Tom Strode said if someone hadn't warned him that his congressional district had changed, he might not have thought anything about it when Rob Wittman's name appeared on his voting screen Tuesday.

Strode, a Spotsylvania County resident, had been seeing the incumbent's name in the 1st District elections for years.

But because Strode knew he had been redistricted into the 7th District, he was looking for the names of Rep. Eric Cantor and challenger Wayne Powell.

When he didn't see them, he spoke to one of the voting officials at his polling place inside Lee Hill Elementary Tuesday morning.

"We tried again," Strode said, but the error remained.

They then moved to another voting machine marked as being for 7th District voters and discovered the same mistake.

Ultimately, voting officials at two Spotsylvania precincts, Lee Hill and Summit, realized they had the same problem.

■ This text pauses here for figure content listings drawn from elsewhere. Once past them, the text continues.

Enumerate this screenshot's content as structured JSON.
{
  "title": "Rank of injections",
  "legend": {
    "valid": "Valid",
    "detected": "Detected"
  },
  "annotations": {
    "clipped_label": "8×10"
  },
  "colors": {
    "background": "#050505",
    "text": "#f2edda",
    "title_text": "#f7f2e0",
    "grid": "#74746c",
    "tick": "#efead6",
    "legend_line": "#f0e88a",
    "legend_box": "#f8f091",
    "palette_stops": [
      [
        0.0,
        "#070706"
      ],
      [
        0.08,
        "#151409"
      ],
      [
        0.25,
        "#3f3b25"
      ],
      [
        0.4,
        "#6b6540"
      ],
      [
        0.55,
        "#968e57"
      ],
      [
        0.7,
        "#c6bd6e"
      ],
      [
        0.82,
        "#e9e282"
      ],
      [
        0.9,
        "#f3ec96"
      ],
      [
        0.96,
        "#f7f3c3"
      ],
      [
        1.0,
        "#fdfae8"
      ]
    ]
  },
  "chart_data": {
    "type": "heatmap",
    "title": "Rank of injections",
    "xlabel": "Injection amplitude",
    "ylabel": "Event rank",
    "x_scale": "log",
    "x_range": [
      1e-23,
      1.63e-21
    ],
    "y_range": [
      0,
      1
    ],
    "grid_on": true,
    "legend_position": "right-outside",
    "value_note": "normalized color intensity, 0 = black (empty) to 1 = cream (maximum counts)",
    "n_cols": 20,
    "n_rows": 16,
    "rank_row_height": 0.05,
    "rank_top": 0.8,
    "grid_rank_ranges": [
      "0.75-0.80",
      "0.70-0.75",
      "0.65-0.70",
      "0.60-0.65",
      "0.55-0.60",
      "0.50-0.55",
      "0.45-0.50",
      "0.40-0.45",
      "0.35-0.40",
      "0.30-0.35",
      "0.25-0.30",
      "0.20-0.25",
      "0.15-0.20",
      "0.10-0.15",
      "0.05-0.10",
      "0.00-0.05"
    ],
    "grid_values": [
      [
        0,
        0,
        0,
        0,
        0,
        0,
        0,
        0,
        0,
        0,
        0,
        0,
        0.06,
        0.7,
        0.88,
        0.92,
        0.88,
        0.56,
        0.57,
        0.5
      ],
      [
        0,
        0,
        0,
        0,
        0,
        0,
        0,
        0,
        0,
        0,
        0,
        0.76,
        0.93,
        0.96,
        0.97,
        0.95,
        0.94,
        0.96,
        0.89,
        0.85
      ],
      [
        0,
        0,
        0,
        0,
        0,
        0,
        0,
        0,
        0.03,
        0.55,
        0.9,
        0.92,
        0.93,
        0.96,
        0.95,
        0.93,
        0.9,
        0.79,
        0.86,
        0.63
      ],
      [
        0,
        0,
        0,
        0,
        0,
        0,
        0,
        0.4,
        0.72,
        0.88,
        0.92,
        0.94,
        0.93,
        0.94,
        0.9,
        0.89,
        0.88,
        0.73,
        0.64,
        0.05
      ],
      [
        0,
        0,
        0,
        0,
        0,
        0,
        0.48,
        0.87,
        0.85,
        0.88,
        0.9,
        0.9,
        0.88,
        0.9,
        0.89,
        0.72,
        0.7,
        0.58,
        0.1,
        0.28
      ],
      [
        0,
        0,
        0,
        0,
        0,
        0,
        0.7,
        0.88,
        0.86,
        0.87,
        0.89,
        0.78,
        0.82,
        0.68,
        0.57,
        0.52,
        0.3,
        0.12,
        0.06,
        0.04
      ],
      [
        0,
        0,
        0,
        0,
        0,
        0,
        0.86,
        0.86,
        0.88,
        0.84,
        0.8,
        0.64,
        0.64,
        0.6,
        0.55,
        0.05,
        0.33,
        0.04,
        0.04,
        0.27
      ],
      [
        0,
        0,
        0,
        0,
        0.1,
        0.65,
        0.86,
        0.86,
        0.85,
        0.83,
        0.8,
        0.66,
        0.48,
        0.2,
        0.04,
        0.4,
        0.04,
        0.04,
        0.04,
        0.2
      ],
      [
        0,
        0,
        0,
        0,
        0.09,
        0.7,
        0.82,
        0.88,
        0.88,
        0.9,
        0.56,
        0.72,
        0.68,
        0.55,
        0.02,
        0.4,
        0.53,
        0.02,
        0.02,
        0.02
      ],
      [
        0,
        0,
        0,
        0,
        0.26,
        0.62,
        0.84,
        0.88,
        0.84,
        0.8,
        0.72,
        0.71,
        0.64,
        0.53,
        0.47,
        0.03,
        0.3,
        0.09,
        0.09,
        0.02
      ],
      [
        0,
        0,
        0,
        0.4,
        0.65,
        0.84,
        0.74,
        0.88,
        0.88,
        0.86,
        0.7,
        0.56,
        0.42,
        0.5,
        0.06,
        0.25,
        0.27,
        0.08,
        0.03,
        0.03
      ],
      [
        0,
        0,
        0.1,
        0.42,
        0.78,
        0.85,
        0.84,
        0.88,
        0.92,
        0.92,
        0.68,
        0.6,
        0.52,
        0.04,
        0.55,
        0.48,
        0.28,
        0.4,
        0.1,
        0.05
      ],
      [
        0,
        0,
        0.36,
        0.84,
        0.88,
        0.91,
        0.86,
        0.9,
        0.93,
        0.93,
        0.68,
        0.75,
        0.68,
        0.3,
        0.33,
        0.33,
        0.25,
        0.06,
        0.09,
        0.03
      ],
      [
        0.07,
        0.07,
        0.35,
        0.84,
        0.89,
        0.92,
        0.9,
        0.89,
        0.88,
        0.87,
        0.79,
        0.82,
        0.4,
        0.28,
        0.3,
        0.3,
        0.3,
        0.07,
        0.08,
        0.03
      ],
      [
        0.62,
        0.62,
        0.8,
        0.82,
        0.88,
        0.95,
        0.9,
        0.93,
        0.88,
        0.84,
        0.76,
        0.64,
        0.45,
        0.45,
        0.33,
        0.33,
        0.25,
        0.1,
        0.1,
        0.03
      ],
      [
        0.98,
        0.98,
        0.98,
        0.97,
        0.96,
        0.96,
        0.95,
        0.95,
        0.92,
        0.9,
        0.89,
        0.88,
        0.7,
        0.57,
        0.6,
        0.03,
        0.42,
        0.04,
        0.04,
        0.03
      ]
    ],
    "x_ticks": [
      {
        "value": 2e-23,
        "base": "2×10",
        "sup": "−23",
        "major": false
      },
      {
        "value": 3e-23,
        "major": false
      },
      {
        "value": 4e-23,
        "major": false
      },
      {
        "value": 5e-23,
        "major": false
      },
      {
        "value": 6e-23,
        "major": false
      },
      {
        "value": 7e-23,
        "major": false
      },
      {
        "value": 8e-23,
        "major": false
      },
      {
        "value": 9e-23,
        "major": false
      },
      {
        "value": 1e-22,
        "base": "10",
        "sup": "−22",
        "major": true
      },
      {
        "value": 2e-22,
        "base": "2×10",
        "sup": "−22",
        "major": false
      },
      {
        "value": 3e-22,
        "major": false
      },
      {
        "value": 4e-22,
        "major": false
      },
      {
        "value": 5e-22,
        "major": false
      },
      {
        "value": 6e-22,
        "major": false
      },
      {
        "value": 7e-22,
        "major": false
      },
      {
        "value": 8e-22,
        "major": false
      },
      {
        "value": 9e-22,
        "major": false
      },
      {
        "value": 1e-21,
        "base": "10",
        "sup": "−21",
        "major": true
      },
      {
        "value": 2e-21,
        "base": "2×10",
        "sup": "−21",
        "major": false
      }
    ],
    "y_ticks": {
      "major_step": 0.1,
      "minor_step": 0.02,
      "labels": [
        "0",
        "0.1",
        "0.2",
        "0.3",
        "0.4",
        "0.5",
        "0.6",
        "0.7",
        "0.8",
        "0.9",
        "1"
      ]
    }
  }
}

All voting machines at the two precincts were set up for only one congressional district. Because of redistricting, each precinct should have had machines for both the 1st and 7th District races.

The result: 48 people at Lee Hill Elementary apparently voted in the wrong congressional race and 141 people at the Summit precinct had the same problem.

Though their ballots will be counted in the presidential race, the Senate race and for the two constitutional questions, their congressional votes will be thrown out, county spokeswoman Kathy Smith said.

State Secretary of the Board of Elections Donald Palmer said Tuesday afternoon that election officials are "pretty confident" that some voters cast ballots in the wrong congressional district, but that local officials will be the ones making certain during vote canvasses. He agreed that votes in the other races will count.

The congressional candidates reached Tuesday said they had not been informed about the error by either county or state officials.

The impact of the mistakes was heightened because of where they occurred.

At the Lee Hill precinct, a majority of the voters are in the 7th District, but all machines were set for the 1st District.

The Summit precinct, at Lee Hill Community Center, has very few voters in the 7th District, but all machines were set for it.

The chief election officials at each precinct immediately admitted that the problems were the result of human error.